You always swear that there aren’t five hundred words for the day. Not five hundred words of blame or befuddlement or rambling or gratitude, or god forbid, story. You always swear that today might just be the day that we pack it in. Maybe that’s just the Open Sesame the mind needs to hear to get started, a little bee in the little bonnet that we can’t let win.
Of course, there’s no word from Mr. Confusion. But, less obviously, I continue to be more or less okay with that. Mostly because there are potential mitigating factors, but the rest of it is me forging this sense of I did what I could. I said it yesterday and the day before and I’ll say it again tomorrow.
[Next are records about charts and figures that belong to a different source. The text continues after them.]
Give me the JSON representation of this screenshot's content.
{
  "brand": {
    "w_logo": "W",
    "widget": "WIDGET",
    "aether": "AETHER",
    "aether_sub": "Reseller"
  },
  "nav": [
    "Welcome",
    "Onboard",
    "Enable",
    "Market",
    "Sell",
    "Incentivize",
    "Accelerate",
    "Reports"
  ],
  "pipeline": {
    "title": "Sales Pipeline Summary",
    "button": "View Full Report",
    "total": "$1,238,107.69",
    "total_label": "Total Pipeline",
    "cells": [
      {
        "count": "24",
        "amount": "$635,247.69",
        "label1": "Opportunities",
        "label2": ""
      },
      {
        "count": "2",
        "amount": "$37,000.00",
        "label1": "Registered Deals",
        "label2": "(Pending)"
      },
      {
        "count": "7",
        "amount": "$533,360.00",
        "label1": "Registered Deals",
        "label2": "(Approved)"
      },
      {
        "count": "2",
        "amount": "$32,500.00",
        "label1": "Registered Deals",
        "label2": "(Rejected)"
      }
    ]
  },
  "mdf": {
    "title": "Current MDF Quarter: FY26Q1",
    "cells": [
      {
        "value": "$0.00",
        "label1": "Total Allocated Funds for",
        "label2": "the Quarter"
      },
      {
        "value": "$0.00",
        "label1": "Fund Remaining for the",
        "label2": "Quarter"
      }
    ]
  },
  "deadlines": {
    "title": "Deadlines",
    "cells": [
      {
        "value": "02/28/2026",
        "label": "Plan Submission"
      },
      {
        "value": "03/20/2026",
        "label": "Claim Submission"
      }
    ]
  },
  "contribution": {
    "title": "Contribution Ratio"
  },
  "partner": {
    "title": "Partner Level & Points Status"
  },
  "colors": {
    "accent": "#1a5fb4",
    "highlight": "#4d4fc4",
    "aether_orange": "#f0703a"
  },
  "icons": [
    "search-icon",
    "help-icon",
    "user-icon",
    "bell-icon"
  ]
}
I tried my best. I couldn’t have possibly done anything else and now, the way the cards are played out is out of my control. I had a good time, I liked him, I brought him the best version of myself available and I didn’t pretend anything was otherwise. I followed the fear and ended up being not so afraid. That’s enough. That’s more than enough, that’s a hot damn giant piece of Something.
I did get my teeth cleaned and got a good report – yes, you can see that I am the apotheosis of modern literature in this piece – four months until I go back rather than three. Things are mild, not severe. The hygienist is getting married and the last thing in the world she wants to do is go have her “test” makeup done, but her friend insists, so maybe after four glasses of wine it’ll be amazing! Rgghhg, I gargled in apparent sympathy, rrrghnnynn. I didn’t mind her, talking away over my head, it was quick.
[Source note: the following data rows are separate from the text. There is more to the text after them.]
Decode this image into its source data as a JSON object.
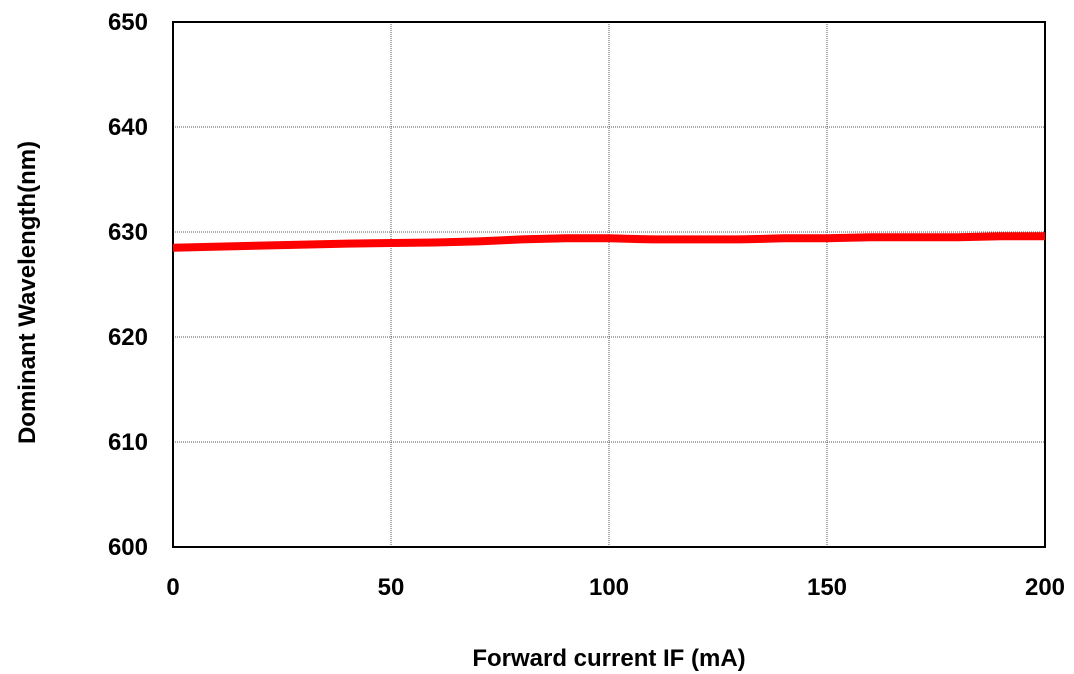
{
  "chart_data": {
    "type": "line",
    "xlabel": "Forward current IF (mA)",
    "ylabel": "Dominant Wavelength(nm)",
    "xlim": [
      0,
      200
    ],
    "ylim": [
      600,
      650
    ],
    "xticks": [
      "0",
      "50",
      "100",
      "150",
      "200"
    ],
    "yticks": [
      "600",
      "610",
      "620",
      "630",
      "640",
      "650"
    ],
    "grid": true,
    "grid_style": "dotted",
    "series": [
      {
        "color": "#ff0000",
        "x": [
          0,
          20,
          40,
          60,
          70,
          80,
          90,
          100,
          110,
          120,
          130,
          140,
          150,
          160,
          170,
          180,
          190,
          200
        ],
        "y": [
          628.5,
          628.7,
          628.9,
          629.0,
          629.1,
          629.3,
          629.4,
          629.4,
          629.3,
          629.3,
          629.3,
          629.4,
          629.4,
          629.5,
          629.5,
          629.5,
          629.6,
          629.6
        ]
      }
    ]
  }
}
What is more notable is that after several days of non-driving, not needing to, and having the usual flutter of misgivings. Not that I couldn’t do it, just that the panic would be unbearable. And it’s never UNbearable, it’s just really unpleasant, it really encourages avoidance. I figured out my route, took my time, pulled over once or twice on this road where I’ve had bad attacks before, where I’ve gone to 8 or nine on my scale of get me the fuck out of this car right now I will crash it I will kill I will…, sat in a church parking lot that looks over a stretch of highway (parallel, but not crossing the little road I meant to take) and glanced at Amanda Palmer’s recent blog post. Her friend who I read about in her book The Art of Asking passed away this weekend. I felt the instant, unbidden recognition of empathetic response. To be so alive to know such loss. I looked up into the bright sun and saw a rabbit scuttling along the hot cement next to the church. It’s okay, I thought, it’s okay. And panicked my way down the road to the turn which made it fine again and it was fine all the rest of the way there and home.